The pain of self-improvement is closer in sensation to an actual broken heart. What was the point of all this again? Oh yeah, writing whatever came to mind. I suppose I've been doing that, but my old habits insist that I take this far too seriously and try to make some kind of essay out of it. I have trouble letting things go; rather, letting them take their course. This was, incidentally, why I was dumped. I tried to make things perfect, and got scared and insecure when they weren't. This obsession obviously caused a vicious cycle. I shouldn't have been in a relationship, honestly, but my heart wants to take on a crutch and pretend it isn't one. Enough sappiness. This is starting to sound like a blog instead of a writing exercise. Nonetheless, I'm probably going to continue to add to that impression. I guess that's just where I am in life right now, which I suppose is an upshot to the loneliness issue, because if I spent a lot of time with other people I would just be a downer and an attention fiend towards them. I can defend all of this, however, as an attempt to discover some kind of underlying style. Like in the dating world, it's really just a numbers game. If I plod on like this long enough, eventually things might actually start to get cerebral and interesting. So far, this is nothing.
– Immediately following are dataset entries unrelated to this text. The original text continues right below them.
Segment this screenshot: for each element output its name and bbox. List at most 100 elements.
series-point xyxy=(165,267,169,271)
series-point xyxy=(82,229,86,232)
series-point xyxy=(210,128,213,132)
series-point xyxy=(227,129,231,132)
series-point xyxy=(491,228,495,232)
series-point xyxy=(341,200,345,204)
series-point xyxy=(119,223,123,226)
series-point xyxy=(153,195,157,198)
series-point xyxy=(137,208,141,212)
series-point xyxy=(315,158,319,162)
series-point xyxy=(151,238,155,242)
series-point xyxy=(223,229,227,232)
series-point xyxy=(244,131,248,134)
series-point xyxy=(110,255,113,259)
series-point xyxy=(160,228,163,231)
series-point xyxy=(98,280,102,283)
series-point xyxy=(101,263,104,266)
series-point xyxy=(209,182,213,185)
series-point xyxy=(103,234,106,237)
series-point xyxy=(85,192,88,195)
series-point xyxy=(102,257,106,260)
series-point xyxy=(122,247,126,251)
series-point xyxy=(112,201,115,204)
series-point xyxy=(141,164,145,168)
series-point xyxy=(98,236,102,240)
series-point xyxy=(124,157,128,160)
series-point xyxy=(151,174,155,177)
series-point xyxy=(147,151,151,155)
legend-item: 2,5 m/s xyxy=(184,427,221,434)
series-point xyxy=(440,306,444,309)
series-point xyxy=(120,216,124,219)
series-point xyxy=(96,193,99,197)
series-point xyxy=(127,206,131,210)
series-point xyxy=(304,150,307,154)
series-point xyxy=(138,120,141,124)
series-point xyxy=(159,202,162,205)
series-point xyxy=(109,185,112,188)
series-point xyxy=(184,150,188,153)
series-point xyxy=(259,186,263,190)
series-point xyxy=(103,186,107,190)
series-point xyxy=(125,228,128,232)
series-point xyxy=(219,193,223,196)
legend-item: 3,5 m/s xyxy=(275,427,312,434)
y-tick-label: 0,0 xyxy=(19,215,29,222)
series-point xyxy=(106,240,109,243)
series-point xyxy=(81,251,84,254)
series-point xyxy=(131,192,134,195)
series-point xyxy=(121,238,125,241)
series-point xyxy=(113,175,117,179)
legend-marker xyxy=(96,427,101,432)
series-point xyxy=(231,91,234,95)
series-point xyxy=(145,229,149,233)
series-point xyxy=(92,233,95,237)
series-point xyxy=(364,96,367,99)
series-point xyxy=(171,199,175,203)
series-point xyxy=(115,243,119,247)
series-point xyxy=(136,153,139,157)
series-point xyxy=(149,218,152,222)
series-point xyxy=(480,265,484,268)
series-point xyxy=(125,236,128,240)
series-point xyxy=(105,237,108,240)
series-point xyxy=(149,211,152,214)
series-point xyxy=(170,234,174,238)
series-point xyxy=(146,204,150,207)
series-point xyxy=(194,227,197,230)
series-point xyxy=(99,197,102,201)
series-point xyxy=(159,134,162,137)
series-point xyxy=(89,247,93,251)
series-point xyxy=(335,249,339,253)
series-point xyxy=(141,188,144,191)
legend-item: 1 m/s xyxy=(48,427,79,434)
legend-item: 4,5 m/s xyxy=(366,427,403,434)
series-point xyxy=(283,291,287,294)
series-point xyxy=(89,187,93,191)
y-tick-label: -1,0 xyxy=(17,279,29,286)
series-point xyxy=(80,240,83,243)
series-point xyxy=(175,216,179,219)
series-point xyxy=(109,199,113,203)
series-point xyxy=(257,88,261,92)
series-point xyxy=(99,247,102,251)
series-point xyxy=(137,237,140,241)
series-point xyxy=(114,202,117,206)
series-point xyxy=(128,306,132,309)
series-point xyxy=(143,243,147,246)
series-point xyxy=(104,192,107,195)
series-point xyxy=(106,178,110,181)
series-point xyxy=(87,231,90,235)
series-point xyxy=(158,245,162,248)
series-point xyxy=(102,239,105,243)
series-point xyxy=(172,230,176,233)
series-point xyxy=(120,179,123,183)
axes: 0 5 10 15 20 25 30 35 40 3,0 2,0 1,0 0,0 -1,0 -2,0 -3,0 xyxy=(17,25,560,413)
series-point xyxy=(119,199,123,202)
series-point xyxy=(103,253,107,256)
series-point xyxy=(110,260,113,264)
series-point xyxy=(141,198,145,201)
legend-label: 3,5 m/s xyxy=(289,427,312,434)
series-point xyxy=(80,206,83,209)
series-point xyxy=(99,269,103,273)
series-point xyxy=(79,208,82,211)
But it could be something. Anyways, back to the blog stuff. I have pretty severe anger issues. Not even sexy anger. My puppy is staring at me with the dumb happiness of all puppies, tail wagging over the comforter and mouth wide open in the expression we take for happiness. I love this dog, but I get brief urges to punch her in the face, and I'm not trying to entertain you. If I love dogs but also want to hurt them sometimes, perhaps that says something about whether I should be attempting to love human beings at this point in my life. I need this alone time to really work on myself, and perhaps all of this loneliness despite my attempts to make friends and lovers is some sort of sign that I should have been doing that for years now. The first step to recovery is recognizing that you have a problem. It's strange, because I've always known I had a problem, but I recently realized that I've never attempted to recognize it.

>> No.4499897

wait, david foster wallace hung himself from the eaves of his roof? he hung himself outside? that's queer. for some reason i always pictured him hanging from one of those weight lifting pullup rack things but then again that's probably just because i spend too much time working out

>> No.4499900

There's a weird intimacy to recognizing one's self in a negative light that I've shied away from. It's almost as if there is another, kinder me standing outside of me and giving me a look of compassionate understanding. I guess I can visualize this figure as literally being the man in the mirror. I just looked at myself in the mirror and attempted to make such a look, but all it accomplished was to remind me that I do not know how to smile. That's not meant to be depressive, it's a very literal statement of fact. I've never known how to make my smile look natural, even when I was a child, and very much undepressed. Makes me wonder if my Dad is actually right in saying that depression is hereditary, and that maybe my inability to smile attractively is similar to my inability to roll my tongue into a taco shape. If that were the case, a doctor should've diagnosed me with hereditary depression a long time ago, and then the foreknowledge of that fact maybe would have made me better prepared for all this. Watching my dog sleeping is making me sleepy. I suppose that's everything. But it hasn't been anything. Goodnight.

>> No.4499902

>>4499897
With a belt. Kicking off of a plastic chair. It's almost like another incredible story he wrote.

>> No.4499905

>>4499902

PERFORMANCE ART

>> No.4499908

>>4499905
Hahaha, well done. I think Wallace would have approved of such an interpretation. He was always so good-natured about it.

>> No.4499933

>>4499900
woah.
we're experiencing the same pains right now anon.
shit sucks.

>> No.4499960

Well I just stole a library book. So you know. Yeah.

>> No.4500020

>>4499960
Did the library have those electromagnetic detectors at the exit and you had to rip the chip out of the book?

>> No.4500062

>>4500020
Pretty much. No one saw me take it. It's a book on ethics ironically.